In a normal family, the nurturing aspect of a mother is balanced with the law aspect of the father. Therefore, the child has the best of both worlds.

However, lacking one, the child is in trouble. In Western society, where individuality and personal growth is emphasised, lacking a mother is seen as lacking the nurturing force that allows this to happen. Therefore, for a person to develop this trait in the absence of a mother's support will require a near "heroic" and "self directed ability". This adds to the drama of the story as here we have a person, crippled, chained who by his or her OWN means break through that shell and ascend the path that once he is found wanting.

In Eastern society, where discipline and teamwork is emphasised, lacking a father is seen as lacking a the reining force.
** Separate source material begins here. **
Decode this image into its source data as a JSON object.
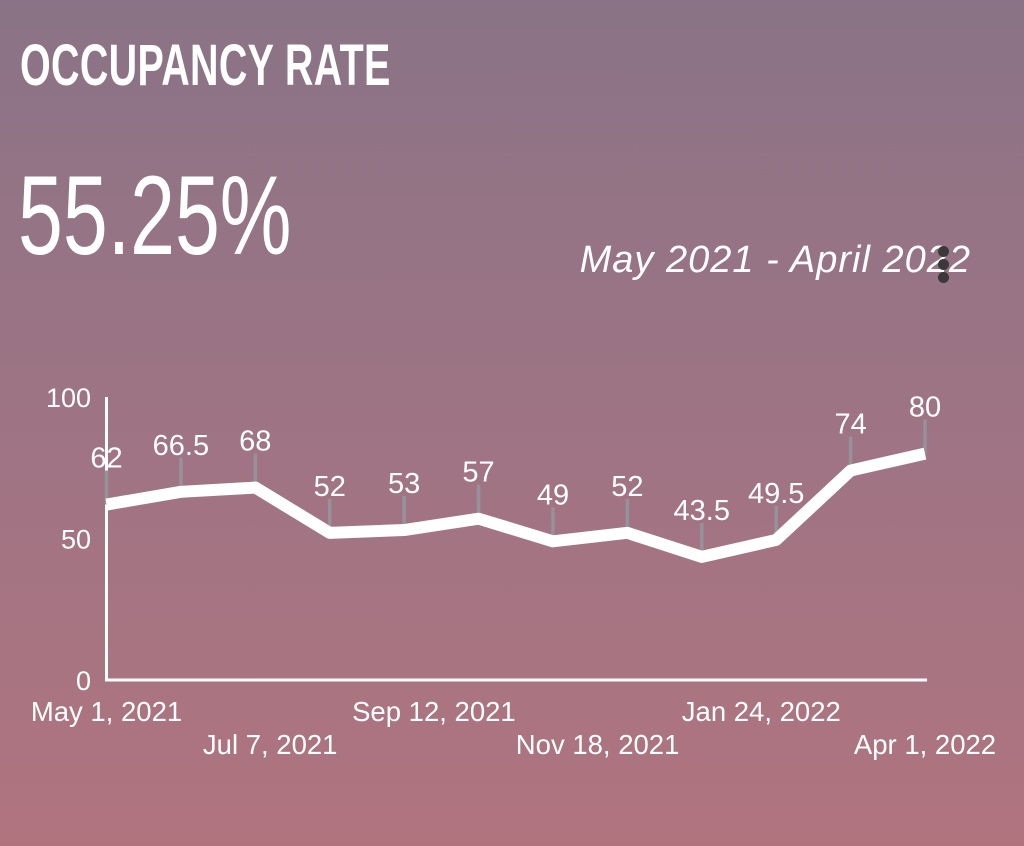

The hero is therefore viewed as a raging, charging bull, whose strength is uncontained, lacking societal care. Only when the hero reaches to the collective that he grows to care for society and enforce discipline unto himself, lessening his individuality and extending himself out to the whole, hence ascending the path of where once he or she is found wanting.

It is, in my humble opinion, the growth and struggle towards the innate ideal of society that matters. Removing a parent seen as essential to create a child worthy of that ideal means basically the hero has to do it on his own. This adds depth to the story as it means the hero is growing from incomplete to complete, all by his or her experience and effort!!
 
I like that, Aik Haw - especially:

Originally posted by Aik Haw
It is, in my humble opinion, the growth and struggle towards the innate ideal of society that matters. Removing a parent seen as essential to create a child worthy of that ideal means basically the hero has to do it on his own. This adds depth to the story as it means the hero is growing from incomplete to complete, all by his or her experience and effort!!
Makes a lot of sense - and sums up quite a lot of what's been said here already, very neatly, too. Also fits neatly with the archetypical 'rite of passage' that the questing protagonist must go through :)
 
I just wrote a story where one character has both parents dead and the main one has the father dead. All three died in a fire, so it's believable. Don't why others prefer the mother to die. Maybe because there are more well known male fantasy writers adn therefore they have a bias toward male characters?
 
So what's being said here is that as it worked for one writer, the copycats have come out in force to sterotype fantasy: Dead Parent, quest, relic etc etc.
 
This is a thing that has crossed my mind too, maybe the mother person is hard to write about?!?